И все же с бухты по-прежнему тянуло зимним холодом. Толстый лед, покрытый снежницами, крепко держался за скалистые берега и причалы и не выпускал из могучих объятий зимующие корабли, катера, лихтеры.
Солнце обнажило всю грязь – рваную примерзшую бумагу, какие-то старые газеты, шлак, стружки и множество пустых бутылок, блестевших на весеннем солнце.
Бухта Гуврэль ждала ледокол, который уже вышел из Владивостока и находился где-то на подступах к чукотским берегам.
Занятия на курсах младших судоводителей подходили к концу. Всю осень и зиму курсанты усердно учились мореходным наукам. Распорядок с самого начала установили такой: после подъема и завтрака теоретические занятия, а с обеда практическое судовождение в бухте и в открытом море. Для курсантов капитан порта предоставил катер «Гидросевер», оборудованный радиостанцией, двигателями с дистанционным управлением прямо из капитанской рубки.
Всю осень стояла отличная погода, хотя по утрам было очень свежо и струя воды, бьющая из крана водопроводной колонки, обжигала как кипяток. Каждое утро Айвангу смотрел на вершину горы Колдун. Она властно притягивала взор, как будто звала человека.

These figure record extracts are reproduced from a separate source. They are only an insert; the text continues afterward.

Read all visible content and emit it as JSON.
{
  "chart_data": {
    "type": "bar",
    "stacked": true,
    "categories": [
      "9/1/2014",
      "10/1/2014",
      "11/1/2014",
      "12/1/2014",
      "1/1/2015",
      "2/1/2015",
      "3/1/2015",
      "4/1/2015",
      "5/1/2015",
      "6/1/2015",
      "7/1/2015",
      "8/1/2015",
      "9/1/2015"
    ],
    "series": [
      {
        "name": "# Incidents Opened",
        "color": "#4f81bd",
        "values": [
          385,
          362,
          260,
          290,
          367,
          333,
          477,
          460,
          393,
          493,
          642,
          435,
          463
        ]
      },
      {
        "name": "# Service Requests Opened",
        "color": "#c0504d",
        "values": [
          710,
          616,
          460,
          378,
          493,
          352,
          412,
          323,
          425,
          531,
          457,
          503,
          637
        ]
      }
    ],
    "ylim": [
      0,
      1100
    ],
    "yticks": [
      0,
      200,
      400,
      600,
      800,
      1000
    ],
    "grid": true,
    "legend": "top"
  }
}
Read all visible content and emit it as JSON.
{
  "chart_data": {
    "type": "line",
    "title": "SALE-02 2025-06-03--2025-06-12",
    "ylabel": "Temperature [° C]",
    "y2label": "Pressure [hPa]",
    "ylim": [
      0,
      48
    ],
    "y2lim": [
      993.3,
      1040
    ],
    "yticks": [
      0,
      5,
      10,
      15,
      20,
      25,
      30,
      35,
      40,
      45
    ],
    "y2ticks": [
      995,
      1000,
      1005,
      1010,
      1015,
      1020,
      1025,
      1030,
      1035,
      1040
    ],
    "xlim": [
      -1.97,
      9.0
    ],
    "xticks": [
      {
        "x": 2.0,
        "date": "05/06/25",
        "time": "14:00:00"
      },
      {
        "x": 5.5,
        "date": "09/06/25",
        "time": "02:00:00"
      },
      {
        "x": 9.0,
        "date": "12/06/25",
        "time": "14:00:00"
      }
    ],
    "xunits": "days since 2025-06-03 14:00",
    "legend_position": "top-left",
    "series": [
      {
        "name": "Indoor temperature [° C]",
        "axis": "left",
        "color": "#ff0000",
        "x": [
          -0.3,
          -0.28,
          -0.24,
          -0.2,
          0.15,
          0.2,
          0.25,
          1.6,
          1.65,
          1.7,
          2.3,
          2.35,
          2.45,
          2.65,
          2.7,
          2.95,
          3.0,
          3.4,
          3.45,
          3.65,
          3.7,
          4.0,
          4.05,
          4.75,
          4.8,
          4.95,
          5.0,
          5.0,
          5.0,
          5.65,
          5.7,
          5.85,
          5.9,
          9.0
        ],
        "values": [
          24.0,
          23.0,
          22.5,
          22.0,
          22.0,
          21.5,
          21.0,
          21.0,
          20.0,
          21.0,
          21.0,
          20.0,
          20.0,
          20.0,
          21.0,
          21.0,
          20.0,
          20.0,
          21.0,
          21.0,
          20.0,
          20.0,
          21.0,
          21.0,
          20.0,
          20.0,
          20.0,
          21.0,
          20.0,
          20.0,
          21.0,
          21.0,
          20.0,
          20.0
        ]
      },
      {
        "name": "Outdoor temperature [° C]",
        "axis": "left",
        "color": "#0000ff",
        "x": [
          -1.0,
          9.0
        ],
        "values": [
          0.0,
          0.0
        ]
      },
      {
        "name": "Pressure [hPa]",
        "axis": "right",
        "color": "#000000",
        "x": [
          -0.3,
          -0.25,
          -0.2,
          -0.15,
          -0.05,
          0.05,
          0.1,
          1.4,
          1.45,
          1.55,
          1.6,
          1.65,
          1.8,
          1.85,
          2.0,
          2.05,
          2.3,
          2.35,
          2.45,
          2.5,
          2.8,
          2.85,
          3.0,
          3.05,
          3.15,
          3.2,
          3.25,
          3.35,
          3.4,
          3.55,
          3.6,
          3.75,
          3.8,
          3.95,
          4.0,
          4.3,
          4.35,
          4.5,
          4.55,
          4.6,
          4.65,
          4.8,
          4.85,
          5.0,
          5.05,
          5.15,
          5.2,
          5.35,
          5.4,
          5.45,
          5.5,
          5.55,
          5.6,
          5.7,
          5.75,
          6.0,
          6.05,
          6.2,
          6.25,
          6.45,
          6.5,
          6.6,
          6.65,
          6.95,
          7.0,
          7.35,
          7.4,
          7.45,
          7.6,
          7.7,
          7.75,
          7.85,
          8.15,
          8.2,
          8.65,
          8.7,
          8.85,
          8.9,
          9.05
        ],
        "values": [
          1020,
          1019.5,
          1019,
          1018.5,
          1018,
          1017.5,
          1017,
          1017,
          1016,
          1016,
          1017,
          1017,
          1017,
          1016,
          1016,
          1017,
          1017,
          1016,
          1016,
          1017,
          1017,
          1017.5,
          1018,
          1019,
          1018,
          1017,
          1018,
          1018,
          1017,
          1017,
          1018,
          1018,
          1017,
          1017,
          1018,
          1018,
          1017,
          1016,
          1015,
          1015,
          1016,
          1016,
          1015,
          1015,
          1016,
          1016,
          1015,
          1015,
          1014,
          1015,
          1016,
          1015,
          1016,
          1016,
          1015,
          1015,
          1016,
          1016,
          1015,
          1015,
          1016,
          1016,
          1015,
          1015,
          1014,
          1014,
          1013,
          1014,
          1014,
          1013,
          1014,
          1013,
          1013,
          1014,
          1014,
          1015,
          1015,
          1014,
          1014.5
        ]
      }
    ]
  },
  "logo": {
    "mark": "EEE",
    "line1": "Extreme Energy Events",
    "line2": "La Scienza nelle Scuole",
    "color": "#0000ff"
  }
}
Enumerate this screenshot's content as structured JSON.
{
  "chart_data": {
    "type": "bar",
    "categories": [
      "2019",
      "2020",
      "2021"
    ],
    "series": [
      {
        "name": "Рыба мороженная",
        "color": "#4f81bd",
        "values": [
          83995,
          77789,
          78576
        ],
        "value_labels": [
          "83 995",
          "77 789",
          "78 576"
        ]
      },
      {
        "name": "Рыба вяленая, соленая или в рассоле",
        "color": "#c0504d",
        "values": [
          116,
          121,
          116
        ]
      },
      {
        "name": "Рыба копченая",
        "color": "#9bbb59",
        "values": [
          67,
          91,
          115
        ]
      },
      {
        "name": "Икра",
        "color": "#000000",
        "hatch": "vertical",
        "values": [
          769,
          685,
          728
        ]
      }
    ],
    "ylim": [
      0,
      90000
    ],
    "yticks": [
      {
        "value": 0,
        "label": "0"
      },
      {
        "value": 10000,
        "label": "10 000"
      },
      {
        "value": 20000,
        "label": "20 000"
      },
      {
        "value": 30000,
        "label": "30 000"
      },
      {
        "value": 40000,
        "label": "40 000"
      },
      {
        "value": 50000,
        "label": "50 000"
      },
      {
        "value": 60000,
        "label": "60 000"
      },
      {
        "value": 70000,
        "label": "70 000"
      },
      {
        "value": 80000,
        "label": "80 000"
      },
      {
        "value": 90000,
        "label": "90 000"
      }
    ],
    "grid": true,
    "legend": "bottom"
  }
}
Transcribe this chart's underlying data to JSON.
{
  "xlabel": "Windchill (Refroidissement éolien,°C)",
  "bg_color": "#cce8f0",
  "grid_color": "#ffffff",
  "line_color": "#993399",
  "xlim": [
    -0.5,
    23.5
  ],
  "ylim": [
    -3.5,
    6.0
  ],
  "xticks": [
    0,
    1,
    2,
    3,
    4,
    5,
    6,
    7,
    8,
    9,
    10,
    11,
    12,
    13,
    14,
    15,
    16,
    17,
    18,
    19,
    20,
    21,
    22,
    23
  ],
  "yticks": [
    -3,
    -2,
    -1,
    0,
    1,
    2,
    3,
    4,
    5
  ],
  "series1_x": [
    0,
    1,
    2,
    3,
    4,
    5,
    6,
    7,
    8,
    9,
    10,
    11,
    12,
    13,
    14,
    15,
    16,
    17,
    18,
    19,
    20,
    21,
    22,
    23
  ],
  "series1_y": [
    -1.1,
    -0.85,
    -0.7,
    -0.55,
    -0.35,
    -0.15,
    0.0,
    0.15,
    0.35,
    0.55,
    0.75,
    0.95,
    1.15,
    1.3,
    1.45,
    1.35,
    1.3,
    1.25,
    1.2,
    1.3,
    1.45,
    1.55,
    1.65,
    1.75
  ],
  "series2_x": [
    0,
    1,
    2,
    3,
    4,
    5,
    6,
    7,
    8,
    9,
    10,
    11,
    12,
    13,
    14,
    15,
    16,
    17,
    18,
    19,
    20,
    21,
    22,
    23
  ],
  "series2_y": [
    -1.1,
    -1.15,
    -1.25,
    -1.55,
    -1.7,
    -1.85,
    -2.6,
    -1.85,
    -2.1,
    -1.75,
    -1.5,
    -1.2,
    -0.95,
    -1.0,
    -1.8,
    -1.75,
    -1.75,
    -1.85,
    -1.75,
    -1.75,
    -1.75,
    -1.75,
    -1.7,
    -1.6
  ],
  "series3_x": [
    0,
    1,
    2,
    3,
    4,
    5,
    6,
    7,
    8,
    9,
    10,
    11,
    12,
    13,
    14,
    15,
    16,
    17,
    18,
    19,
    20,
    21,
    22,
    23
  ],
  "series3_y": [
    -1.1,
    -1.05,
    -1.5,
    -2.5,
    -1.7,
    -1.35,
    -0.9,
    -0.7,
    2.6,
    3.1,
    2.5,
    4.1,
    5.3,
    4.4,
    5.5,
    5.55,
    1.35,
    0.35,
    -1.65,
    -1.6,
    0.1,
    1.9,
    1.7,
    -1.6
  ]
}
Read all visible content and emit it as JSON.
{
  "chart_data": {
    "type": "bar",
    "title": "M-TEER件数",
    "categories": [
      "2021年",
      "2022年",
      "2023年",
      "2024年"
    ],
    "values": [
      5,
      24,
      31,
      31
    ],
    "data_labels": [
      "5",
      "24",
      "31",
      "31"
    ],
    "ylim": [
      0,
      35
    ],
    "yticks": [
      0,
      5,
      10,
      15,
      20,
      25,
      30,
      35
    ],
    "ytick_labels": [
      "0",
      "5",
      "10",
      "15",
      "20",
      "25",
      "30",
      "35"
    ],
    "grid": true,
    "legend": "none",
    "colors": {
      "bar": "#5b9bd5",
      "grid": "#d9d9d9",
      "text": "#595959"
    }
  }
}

Занятия вели разные люди, но курсанты больше всего любили своего главного наставника Илью Васильевича Музыкина. Он приходил на занятия чисто выбритый, подтянутый. Из-под высокого стоячего воротника обязательно выглядывала белоснежная полоска.
– У моряка все должно блестеть! – сказал он на первом занятии и показал на расхлябанные резиновые сапоги Кукы. – На берегу можно ходить в туфлях. В Гуврэле грязи нет, чисто, не то что в Анадыре.
Наскоро пообедав, курсанты спускались в порт.
Штурвал катера получал в первую очередь курсант, который имел хорошие отметки на теоретических занятиях. Чаще всего он бывал у Айвангу. Он бережно брал в ладони отполированные ручки и садился на высокий табурет.
Под палубой стучало сердце катера – мощный двигатель, и судно хорошо слушалось капитана. Рядом стоял Музыкин и вполголоса давал советы, поправляя.
В бухте кругом сновали лодки, катера, маневрировали большие пароходы. А за створом, когда позади оставались маяки, перед катером открывалась широкая морская гладь, сморщенная легким ветром. Корабль как бы поднимался на крыльях и мчался вперед, вздымая форштевнем тучи брызг.
Плавали не только возле бухты Гуврэль. Уходили и в «дальнее плавание», в эксимосские селения Чаплино, Сиреники, заходили в Янракыннот, Энмылын. Местные жители радостно встречали катер и гордились тем, что их земляки стояли за штурвалом.